Fleshripper gaped at her.

“You fought one of those things?”

Anton laughed.

“She tore three apart as though they were tissue paper.”

Fleshripper shook his head.

“I don’t believe you.”

The other survivors echoed his disbelief. They stared at Zoe and Anton as though they were aliens. Zoe smiled back at them and drew a pulsing gem from her pocket. She held the Chroma Viscera core above her head. The gem reflected the firelight like laser-cut dawn.

“Is this proof enough?” she said quietly. “We’re going to figure out how to escape this mess.”

It felt like a waste of time. It felt like the right thing to do. Her thoughts swirled, and Moth brushed against her, but there was no guidance in that emotional touch. Only love, and support, and so Zoe gazed out at the survivors.

“You have lived this long, and we shall all live longer.
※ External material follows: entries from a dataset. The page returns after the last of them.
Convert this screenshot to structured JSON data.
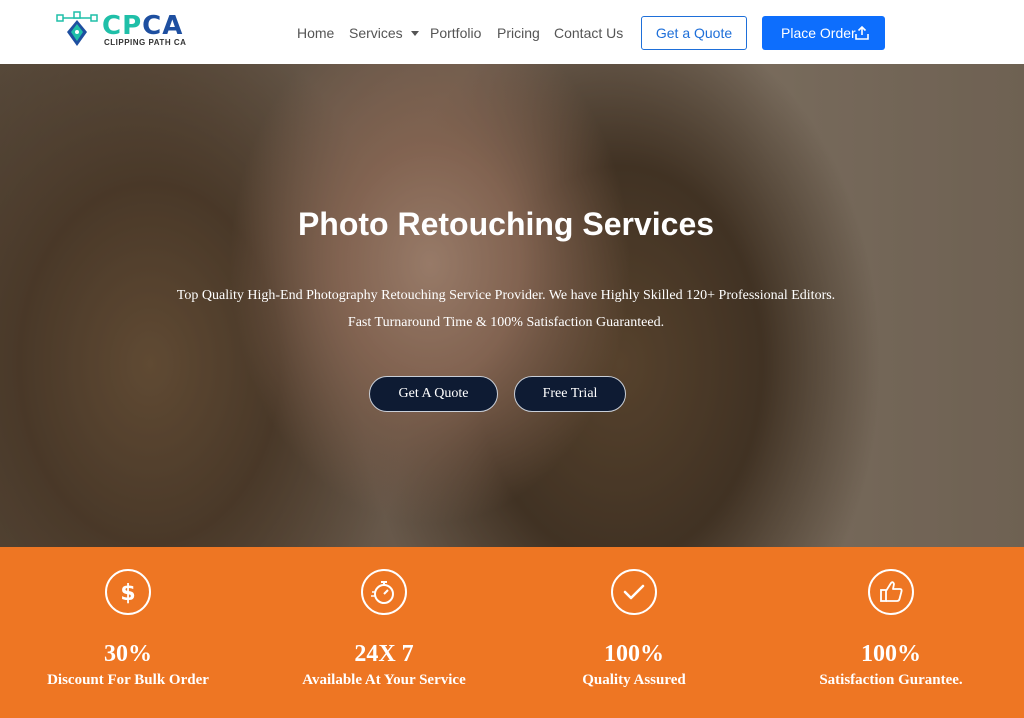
{
  "header": {
    "logo": {
      "text_cp": "CP",
      "text_ca": "CA",
      "subtitle": "CLIPPING PATH CA"
    },
    "nav": [
      {
        "label": "Home"
      },
      {
        "label": "Services"
      },
      {
        "label": "Portfolio"
      },
      {
        "label": "Pricing"
      },
      {
        "label": "Contact Us"
      }
    ],
    "quote_button": "Get a Quote",
    "order_button": "Place Order",
    "order_icon": "upload-icon"
  },
  "hero": {
    "title": "Photo Retouching Services",
    "line1": "Top Quality High-End Photography Retouching Service Provider. We have Highly Skilled 120+ Professional Editors.",
    "line2": "Fast Turnaround Time & 100% Satisfaction Guaranteed.",
    "buttons": [
      {
        "label": "Get A Quote"
      },
      {
        "label": "Free Trial"
      }
    ]
  },
  "features": [
    {
      "icon": "dollar-icon",
      "value": "30%",
      "label": "Discount For Bulk Order"
    },
    {
      "icon": "stopwatch-icon",
      "value": "24X 7",
      "label": "Available At Your Service"
    },
    {
      "icon": "checkmark-icon",
      "value": "100%",
      "label": "Quality Assured"
    },
    {
      "icon": "thumbs-up-icon",
      "value": "100%",
      "label": "Satisfaction Gurantee."
    }
  ],
  "colors": {
    "accent_blue": "#0d6efd",
    "features_orange": "#ee7623",
    "hero_button_navy": "#0e1b33"
  }
}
Anton, how can we escape?”

“It’s a long shot —”

With a thunderous crash, a section of the rocky ceiling collapsed at the back of the cavern. Water gushed down through the hole.

“I don’t care about that,” Zoe said. “And I don’t care about long shots. I want to get out of here. I want to get all of us out of here.”

Anton smirked, before resuming his stoic poker face.

“Someone has been building a ship,” he said. “And I know where it is.”